The now meek Chuunin where looking down, staring at the floor like it was the most interesting thing in the planet.
“you are all demoted back into Gennin”, Hiruzen says after taking three deep breaths, and before the mob could protest, he says, “and if any of you or you families try to seek retribution you’ll be banned from even becoming shinobi and I don’t want to hear a single peep about this”.
“but Hokage-sama…”, one of the parents try to argue.
“no buts!”, Hiruzen says, raising his hand, “I don’t want to hear any excuses coming from any of you, what kind of education you’ve been giving your children for them to think it’s ok to manhunt a THREE years old orphan?! Now get out of my office before I decide that the beating your kids got from a toddler isn’t enough of a punishment!”.
At that, the mob leaves and an ANBU appears as soon as the door is closed.
“Inu, report”, Hiruzen says, sounding exhausted, “did the fox escaped?”.
“no sir”, Inu, an white haired ANBU with a dog masks answers with barely contained amusement, “the incident in question did not had any trace of involvement of the Nine-Tails”.

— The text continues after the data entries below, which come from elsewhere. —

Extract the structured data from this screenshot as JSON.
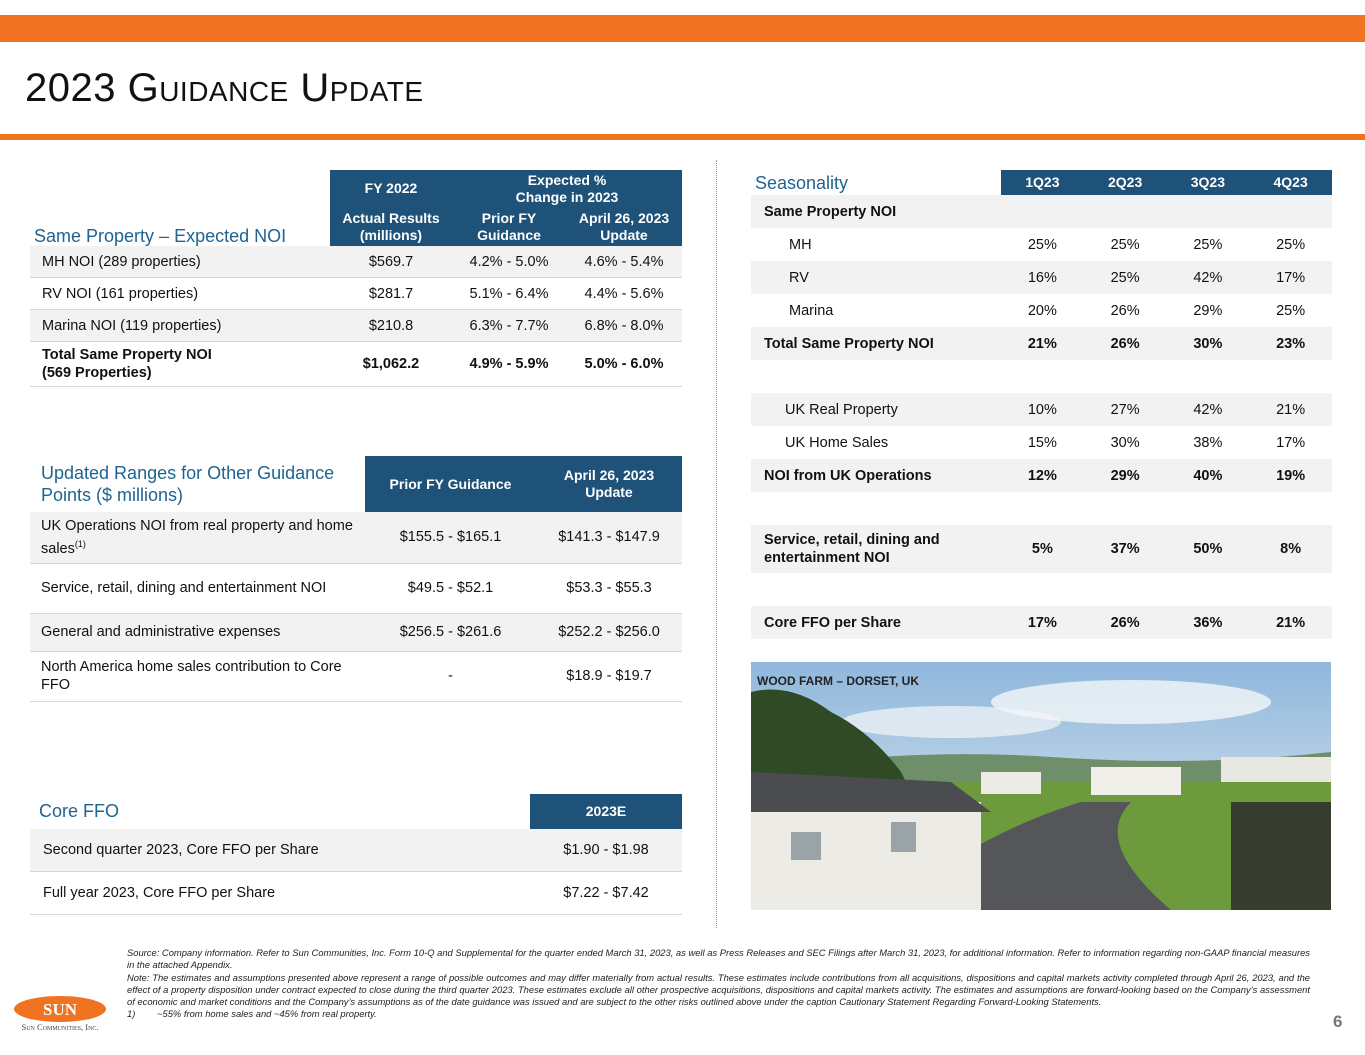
{
  "header": {
    "title": "2023 Guidance Update"
  },
  "noi_table": {
    "title": "Same Property – Expected NOI",
    "group_headers": [
      "FY 2022",
      "Expected % Change in 2023"
    ],
    "columns": [
      "Actual Results (millions)",
      "Prior FY Guidance",
      "April 26, 2023 Update"
    ],
    "rows": [
      {
        "label": "MH NOI (289 properties)",
        "values": [
          "$569.7",
          "4.2% - 5.0%",
          "4.6% - 5.4%"
        ]
      },
      {
        "label": "RV NOI (161 properties)",
        "values": [
          "$281.7",
          "5.1% - 6.4%",
          "4.4% - 5.6%"
        ]
      },
      {
        "label": "Marina NOI (119 properties)",
        "values": [
          "$210.8",
          "6.3% - 7.7%",
          "6.8% - 8.0%"
        ]
      },
      {
        "label": "Total Same Property NOI (569 Properties)",
        "bold": true,
        "values": [
          "$1,062.2",
          "4.9% - 5.9%",
          "5.0% - 6.0%"
        ]
      }
    ]
  },
  "other_table": {
    "title": "Updated Ranges for Other Guidance Points ($ millions)",
    "columns": [
      "Prior FY Guidance",
      "April 26, 2023 Update"
    ],
    "rows": [
      {
        "label": "UK Operations NOI from real property and home sales",
        "sup": "(1)",
        "values": [
          "$155.5 - $165.1",
          "$141.3 - $147.9"
        ]
      },
      {
        "label": "Service, retail, dining and entertainment NOI",
        "values": [
          "$49.5 - $52.1",
          "$53.3 - $55.3"
        ]
      },
      {
        "label": "General and administrative expenses",
        "values": [
          "$256.5 - $261.6",
          "$252.2 - $256.0"
        ]
      },
      {
        "label": "North America home sales contribution to Core FFO",
        "values": [
          "-",
          "$18.9 - $19.7"
        ]
      }
    ]
  },
  "ffo_table": {
    "title": "Core FFO",
    "columns": [
      "2023E"
    ],
    "rows": [
      {
        "label": "Second quarter 2023, Core FFO per Share",
        "values": [
          "$1.90 - $1.98"
        ]
      },
      {
        "label": "Full year 2023, Core FFO per Share",
        "values": [
          "$7.22 - $7.42"
        ]
      }
    ]
  },
  "seasonality": {
    "title": "Seasonality",
    "columns": [
      "1Q23",
      "2Q23",
      "3Q23",
      "4Q23"
    ],
    "sections": [
      [
        {
          "label": "Same Property NOI",
          "bold": true,
          "values": []
        },
        {
          "label": "MH",
          "values": [
            "25%",
            "25%",
            "25%",
            "25%"
          ]
        },
        {
          "label": "RV",
          "values": [
            "16%",
            "25%",
            "42%",
            "17%"
          ]
        },
        {
          "label": "Marina",
          "values": [
            "20%",
            "26%",
            "29%",
            "25%"
          ]
        },
        {
          "label": "Total Same Property NOI",
          "bold": true,
          "values": [
            "21%",
            "26%",
            "30%",
            "23%"
          ]
        }
      ],
      [
        {
          "label": "UK Real Property",
          "values": [
            "10%",
            "27%",
            "42%",
            "21%"
          ]
        },
        {
          "label": "UK Home Sales",
          "values": [
            "15%",
            "30%",
            "38%",
            "17%"
          ]
        },
        {
          "label": "NOI from UK Operations",
          "bold": true,
          "values": [
            "12%",
            "29%",
            "40%",
            "19%"
          ]
        }
      ],
      [
        {
          "label": "Service, retail, dining and entertainment NOI",
          "bold": true,
          "values": [
            "5%",
            "37%",
            "50%",
            "8%"
          ]
        }
      ],
      [
        {
          "label": "Core FFO per Share",
          "bold": true,
          "values": [
            "17%",
            "26%",
            "36%",
            "21%"
          ]
        }
      ]
    ]
  },
  "photo": {
    "caption": "WOOD FARM – DORSET, UK"
  },
  "footer": {
    "source": "Source: Company information. Refer to Sun Communities, Inc. Form 10-Q and Supplemental for the quarter ended March 31, 2023, as well as Press Releases and SEC Filings after March 31, 2023, for additional information. Refer to information regarding non-GAAP financial measures in the attached Appendix.",
    "note": "Note: The estimates and assumptions presented above represent a range of possible outcomes and may differ materially from actual results. These estimates include contributions from all acquisitions, dispositions and capital markets activity completed through April 26, 2023, and the effect of a property disposition under contract expected to close during the third quarter 2023. These estimates exclude all other prospective acquisitions, dispositions and capital markets activity. The estimates and assumptions are forward-looking based on the Company’s assessment of economic and market conditions and the Company’s assumptions as of the date guidance was issued and are subject to the other risks outlined above under the caption Cautionary Statement Regarding Forward-Looking Statements.",
    "footnote_number": "1)",
    "footnote": "~55% from home sales and ~45% from real property.",
    "page": "6"
  },
  "logo": {
    "name": "SUN",
    "tagline": "Sun Communities, Inc."
  }
}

“any?”, Hiruzen says, raising an eyebrow, “as in, any at all?”.
“any at all sir”, Inu completes, “in fact, Naruto used only Taijutsu… except at the where he literally scared the last Chuunin standing shitless and even then, no Nine-Tails chakra was used”.
“did he made back to his apartment safe?”, Hiruzen asks, honestly, he couldn’t be mad at Naruto, all things considered, he should be glad corpses where popping up.
“some random drunks tried to harm him on his way, but he made quick work of them”, Inu says, with a sight, “on other news, now there’s six unconscious naked men with a severe case of alcoholic diarrhea hanging upside down on the great tree closer to Naruto’s apartment”.
“I can’t wait for him to be old enough to g to the academy”, Hiruzen says with a sigh, “he’s gonna be the death of me one of these days”.
“that would be either Orochimaru or the lung cancer”, Naruto says, appearing uout of nowhere making the Hokage and the ANBU almost jump out of their skin, “some idiot burned my apartment down… again, there’s three victims that will probably be blamed on me and I’m crashing here until you find another dump to house me, good night”.
The little toddler goes to the couch in the Hokage office and falls asleep.
“he had to teach me how he does that”, Inu says, gesticulating to the now sleeping toddler, “seriously, he appeared out of nowhere, I couldn’t even sense his chakra”.
“who was supposed to be watching him?”, Hiruzen asks, massaging the bridge of his nose.
“Neko and Usagi”, Inu answers.
“tell them they are demoted back into Chuunin, if a toddler can slip through them witouth being detected then they have no business being ANBU”, Hiruzen says, looking at the window and seeing the smoke pillar coming from where Naruto’s apart was, “and they’ll be doing D-ranks for free for six months, that will teach them to not report when someone tries to harm him”.
“yessir, anything else?”, Inu asks.
“no, you are free to go”, the Hokage says and Inu vanishes into the shadows.